Há outras pessoas, mas há uma perene sensação de tranquilo aconchego e solidão no lugar. Como se a qualquer momento aquelas outras pessoas pudessem de repente desaparecer por detrás das colunas e revelar que você, na verdade, estava sozinho ali. 
As formas repetidas fazem às vezes você sentir-se numa casa de espelhos, mas sem reflexos. 
Até que, navegando por aquele vasto interior, você encontra alguns elementos diferentes, como esta série de magníficos arcos.
Mesmo após a queda de Córdoba para monarcas católicos em 1236, a mesquita não foi derrubada.
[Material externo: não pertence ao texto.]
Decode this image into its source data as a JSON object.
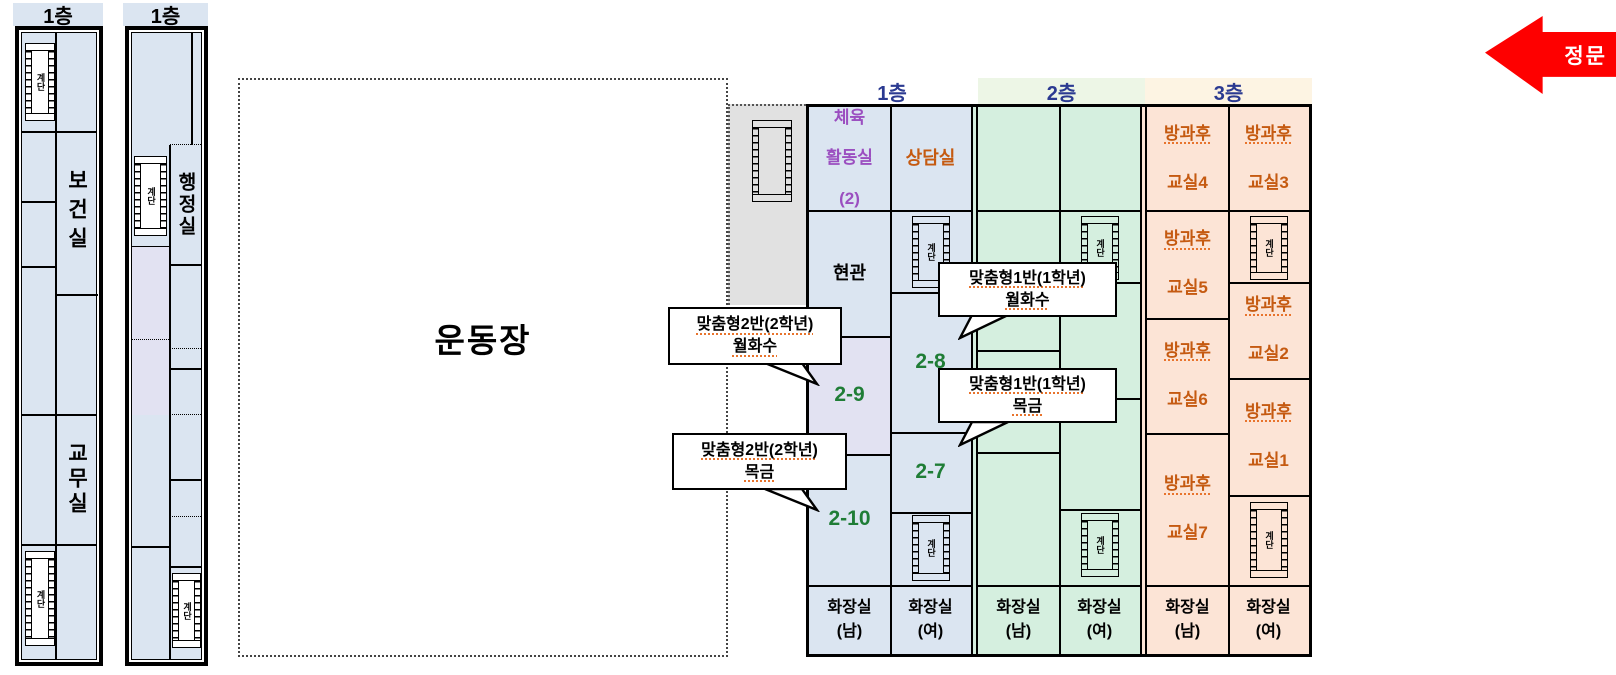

Adicionaram, no entanto, uma série de capelas  e no século XVI até uma catedral inteira foi construída em seu interior, mas a mesquita é tão grande que você nem percebe até chegar ao seu centro. Daí o nome de Catedral-Mesquita.    

Carlos V, neto de Isabel de Castella e Fernando de Aragão e imperador que ordenou o trabalho de construção da catedral, depois se arrependeu. "Vocês desmancharam algo único no mundo pra fazer algo que se encontra em qualquer cidade", teria comentado. 

Talvez ele tivesse razão, mas também acho que foi um pouco caprichoso depois. A catedral que fizeram no interior é também digna de admiração (e, a esta altura, não deixa de ilustrar essa mistura de cristandade e islã no passado espanhol). 
Isto tudo fica no meio da mesquita.
Você caminha até o centro e, de repente, ta-da! Eis uma nave de igreja bem ali.
Há assentos e tudo o mais no interior.
Além de belíssimas esculturas em madeira negra.
Permita-se um tempo razoável lá dentro de toda a estrutura para sentir o lugar. Dentro daquele imenso espaço há uma série de cantos e recantos a serem apreciados.

Quando saí, já era final da tarde. O sol bem amarelo caía sobre as muralhas e chão de pedra ali dos arredores. 

Caso você estivesse procurando por aquele rio e aquela ponte presentes no mapa medieval de Córdoba que pus acima, saiba que eles continuam aqui. E lindos. Ficam atrás da Catedral-Mesquita. A ponte data dos tempos romanos, embora obviamente sofrendo alterações e reformas ao longo dos séculos.
Ponte de pedra sobre o Rio Guadalquivir em Córdoba.
Portal romano remanescente, com a cúpula da Catedral-Mesquita ali atrás.

Era hora de partir. Ziguezagueei perdidamente de volta pelas ruelas da medina, parando aqui e ali para apreciar praças aprazíveis e para comer um doce quando me foi sugerido. As pracetas são ótimas, mas o doce  um bombom de amendoim que dizem ser mui típico daqui  eu achei esfarelento e meio sem graça. 
O doce sem graça. Parecia uma paçoca seca.
As agradáveis pracetas.
Quando a noite caiu, eu já estava de volta à cidade moderna. Acontecia de ser Black Friday, e as lojas estavam em frenesi. Entrei nos formigueiros que estavam as lojas e ainda descolei sapato novo antes de voltar a Málaga. Verão nas minhas fotos em Granada, minha próxima parada.